No entanto, a herança do grande trabalho teórico de Trotsky foi sustentada pela Quarta Internacional, que ele fundou em 1938, e que é representada hoje pelo Comitê Internacional da Quarta Internacional.
Trotsky continua sendo a figura imponente da história do socialismo revolucionário no século XX. O discurso de 20 de outubro de 1922 exemplifica a extraordinária relevância de seu pensamento político. Esse discurso, proferido há um século, continua recente. Ele quase dispensa consultas a um glossário. Trotsky está lidando com questões econômicas, políticas e sociais que são compreensíveis em termos totalmente modernos. O significado essencial da liderança revolucionária, a dinâmica da crise capitalista mundial, o significado político do fascismo e a relação de fatores objetivos e subjetivos na transição revolucionária do capitalismo para o socialismo são todos tratados no relatório de Trotsky.

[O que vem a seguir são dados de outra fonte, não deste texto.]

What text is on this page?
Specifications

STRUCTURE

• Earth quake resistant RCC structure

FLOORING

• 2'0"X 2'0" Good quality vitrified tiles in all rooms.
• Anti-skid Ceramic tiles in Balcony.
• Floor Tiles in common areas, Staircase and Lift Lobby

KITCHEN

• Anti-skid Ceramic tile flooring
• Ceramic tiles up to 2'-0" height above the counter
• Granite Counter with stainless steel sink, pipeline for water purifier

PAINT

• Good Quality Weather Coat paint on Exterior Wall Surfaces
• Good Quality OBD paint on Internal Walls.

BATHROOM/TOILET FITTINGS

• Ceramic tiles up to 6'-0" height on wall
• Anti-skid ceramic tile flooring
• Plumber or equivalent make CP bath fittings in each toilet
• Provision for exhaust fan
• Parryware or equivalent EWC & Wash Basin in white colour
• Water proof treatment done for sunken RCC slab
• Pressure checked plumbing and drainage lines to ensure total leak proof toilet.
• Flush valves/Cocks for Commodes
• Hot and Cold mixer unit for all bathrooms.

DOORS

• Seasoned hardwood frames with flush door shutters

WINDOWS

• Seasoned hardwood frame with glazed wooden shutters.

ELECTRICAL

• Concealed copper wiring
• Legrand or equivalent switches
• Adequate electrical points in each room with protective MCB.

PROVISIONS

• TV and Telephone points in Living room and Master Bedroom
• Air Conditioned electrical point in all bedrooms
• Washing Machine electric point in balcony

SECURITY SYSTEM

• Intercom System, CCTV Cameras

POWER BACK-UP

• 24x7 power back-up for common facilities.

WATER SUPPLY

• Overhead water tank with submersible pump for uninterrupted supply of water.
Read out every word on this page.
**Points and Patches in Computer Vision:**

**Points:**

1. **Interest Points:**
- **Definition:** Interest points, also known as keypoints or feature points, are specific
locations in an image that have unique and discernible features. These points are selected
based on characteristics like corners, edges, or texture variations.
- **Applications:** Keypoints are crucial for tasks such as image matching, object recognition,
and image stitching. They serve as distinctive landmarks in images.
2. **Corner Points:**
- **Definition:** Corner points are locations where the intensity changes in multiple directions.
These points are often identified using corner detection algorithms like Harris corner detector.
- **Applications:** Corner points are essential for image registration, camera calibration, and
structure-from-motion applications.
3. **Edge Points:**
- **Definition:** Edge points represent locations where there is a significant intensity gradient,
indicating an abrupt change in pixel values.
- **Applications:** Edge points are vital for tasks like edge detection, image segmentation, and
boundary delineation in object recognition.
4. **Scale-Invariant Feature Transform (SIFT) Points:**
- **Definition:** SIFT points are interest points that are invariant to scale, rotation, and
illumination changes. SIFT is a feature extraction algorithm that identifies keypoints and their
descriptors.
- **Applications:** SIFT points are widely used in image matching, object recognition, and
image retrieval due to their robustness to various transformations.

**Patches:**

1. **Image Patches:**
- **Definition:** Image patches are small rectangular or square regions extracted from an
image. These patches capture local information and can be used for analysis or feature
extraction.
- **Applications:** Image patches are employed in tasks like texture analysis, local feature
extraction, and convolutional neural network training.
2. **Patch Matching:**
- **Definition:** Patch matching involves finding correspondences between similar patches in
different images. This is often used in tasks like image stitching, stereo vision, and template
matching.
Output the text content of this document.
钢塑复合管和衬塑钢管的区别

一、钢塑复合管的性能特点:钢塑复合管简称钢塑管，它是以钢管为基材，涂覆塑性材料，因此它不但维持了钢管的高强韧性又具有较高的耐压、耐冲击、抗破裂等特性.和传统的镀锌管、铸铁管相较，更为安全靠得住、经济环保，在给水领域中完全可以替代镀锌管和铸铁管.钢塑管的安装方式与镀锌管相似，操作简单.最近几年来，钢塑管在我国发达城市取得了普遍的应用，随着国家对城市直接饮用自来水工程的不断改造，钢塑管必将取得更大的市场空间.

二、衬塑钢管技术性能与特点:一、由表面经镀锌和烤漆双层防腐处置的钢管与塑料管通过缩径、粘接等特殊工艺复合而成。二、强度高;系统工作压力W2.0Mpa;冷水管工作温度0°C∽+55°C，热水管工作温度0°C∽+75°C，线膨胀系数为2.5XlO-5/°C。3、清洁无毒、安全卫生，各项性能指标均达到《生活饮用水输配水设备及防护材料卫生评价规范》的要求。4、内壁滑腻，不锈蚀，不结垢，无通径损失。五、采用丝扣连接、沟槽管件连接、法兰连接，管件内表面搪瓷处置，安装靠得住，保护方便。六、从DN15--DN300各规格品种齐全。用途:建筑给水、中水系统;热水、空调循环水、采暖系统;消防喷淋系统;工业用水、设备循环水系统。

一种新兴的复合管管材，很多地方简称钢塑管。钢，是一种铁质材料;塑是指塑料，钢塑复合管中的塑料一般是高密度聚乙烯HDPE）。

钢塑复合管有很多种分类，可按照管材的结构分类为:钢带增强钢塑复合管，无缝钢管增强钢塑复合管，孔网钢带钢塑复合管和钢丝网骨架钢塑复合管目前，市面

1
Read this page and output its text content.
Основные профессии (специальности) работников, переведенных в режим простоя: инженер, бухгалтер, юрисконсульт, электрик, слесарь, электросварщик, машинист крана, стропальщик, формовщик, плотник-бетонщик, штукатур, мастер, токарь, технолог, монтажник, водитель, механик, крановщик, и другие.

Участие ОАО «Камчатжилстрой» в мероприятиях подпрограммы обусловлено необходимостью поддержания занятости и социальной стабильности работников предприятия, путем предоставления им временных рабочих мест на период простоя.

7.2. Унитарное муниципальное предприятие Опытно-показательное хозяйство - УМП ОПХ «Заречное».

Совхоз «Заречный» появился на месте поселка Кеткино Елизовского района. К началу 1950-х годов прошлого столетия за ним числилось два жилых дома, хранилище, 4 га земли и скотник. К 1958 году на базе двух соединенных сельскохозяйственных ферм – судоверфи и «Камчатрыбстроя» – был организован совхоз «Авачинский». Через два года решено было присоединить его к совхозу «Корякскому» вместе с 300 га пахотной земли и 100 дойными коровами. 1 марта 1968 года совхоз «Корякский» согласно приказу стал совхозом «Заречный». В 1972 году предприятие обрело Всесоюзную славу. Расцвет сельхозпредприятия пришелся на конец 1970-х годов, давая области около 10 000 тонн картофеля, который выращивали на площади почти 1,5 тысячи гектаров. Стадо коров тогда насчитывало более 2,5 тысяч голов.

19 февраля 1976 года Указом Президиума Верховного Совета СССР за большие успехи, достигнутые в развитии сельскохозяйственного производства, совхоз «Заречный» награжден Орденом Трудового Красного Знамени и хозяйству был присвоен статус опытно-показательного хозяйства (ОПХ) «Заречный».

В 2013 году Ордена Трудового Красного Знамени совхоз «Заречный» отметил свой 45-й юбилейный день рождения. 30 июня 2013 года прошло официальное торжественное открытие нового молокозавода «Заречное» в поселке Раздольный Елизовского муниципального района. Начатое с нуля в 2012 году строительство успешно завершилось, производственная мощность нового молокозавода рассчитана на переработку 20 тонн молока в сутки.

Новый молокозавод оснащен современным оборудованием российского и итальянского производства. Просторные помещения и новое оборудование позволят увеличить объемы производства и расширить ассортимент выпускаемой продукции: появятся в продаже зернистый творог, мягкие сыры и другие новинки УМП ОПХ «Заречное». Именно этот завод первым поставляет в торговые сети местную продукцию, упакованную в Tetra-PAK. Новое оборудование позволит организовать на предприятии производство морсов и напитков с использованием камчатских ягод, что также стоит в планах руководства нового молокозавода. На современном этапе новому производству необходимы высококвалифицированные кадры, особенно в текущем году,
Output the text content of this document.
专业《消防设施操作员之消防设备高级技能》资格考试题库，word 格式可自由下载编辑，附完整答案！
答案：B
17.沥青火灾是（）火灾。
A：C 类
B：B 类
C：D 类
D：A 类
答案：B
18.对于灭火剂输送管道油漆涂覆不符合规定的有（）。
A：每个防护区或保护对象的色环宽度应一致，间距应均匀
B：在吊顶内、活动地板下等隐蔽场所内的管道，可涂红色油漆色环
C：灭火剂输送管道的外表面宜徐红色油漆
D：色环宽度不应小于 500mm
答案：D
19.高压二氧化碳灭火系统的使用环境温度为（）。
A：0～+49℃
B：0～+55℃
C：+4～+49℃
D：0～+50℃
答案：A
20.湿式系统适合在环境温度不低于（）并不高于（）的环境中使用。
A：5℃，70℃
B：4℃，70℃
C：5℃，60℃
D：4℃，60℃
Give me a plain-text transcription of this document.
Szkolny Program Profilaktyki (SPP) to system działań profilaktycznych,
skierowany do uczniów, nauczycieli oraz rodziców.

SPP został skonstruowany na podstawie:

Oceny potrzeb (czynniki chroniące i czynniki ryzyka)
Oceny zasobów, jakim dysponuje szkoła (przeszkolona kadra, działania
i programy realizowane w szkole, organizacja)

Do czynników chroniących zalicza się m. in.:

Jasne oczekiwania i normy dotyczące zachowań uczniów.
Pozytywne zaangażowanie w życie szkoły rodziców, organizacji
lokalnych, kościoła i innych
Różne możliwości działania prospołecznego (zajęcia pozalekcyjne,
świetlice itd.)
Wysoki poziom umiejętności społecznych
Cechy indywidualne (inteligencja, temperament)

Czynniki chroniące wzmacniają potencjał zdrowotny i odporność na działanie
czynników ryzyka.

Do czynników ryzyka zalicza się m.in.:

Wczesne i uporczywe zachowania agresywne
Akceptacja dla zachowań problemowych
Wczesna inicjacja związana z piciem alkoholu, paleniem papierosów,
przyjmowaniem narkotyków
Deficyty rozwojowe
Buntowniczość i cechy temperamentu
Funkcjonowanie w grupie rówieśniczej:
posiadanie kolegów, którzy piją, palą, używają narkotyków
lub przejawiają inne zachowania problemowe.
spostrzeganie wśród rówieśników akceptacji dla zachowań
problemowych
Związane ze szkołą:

No que pode parecer uma coincidência notável, Trotsky chama até mesmo a atenção para as implicações da súbita queda do primeiro-ministro britânico, David Lloyd George, em 19 de outubro de 1922, exatamente um século antes do rápido colapso da mal sucedida administração de Liz Truss. É claro que a liderança de seis anos de Lloyd George não pode ser comparada à farsa de seis semanas de Liz Truss. Porém, não é difícil imaginar que Trotsky teria interpretado a farsa trussiana como um sintoma do colapso iminente do domínio burguês no Reino Unido e do desenvolvimento de uma crise revolucionária. Trotsky teria visto nessa crise uma imensa oportunidade para os marxistas expandirem sua autoridade dentro da classe trabalhadora e superarem a influência ds reacionários Partido Trabalhista e organizações sindicais.
O estudo cuidadoso dos escritos de Trotsky é essencial para a elaboração da estratégia e das táticas da revolução socialista na época da agonia mortal do imperialismo. O trotskismo é o marxismo do século XXI.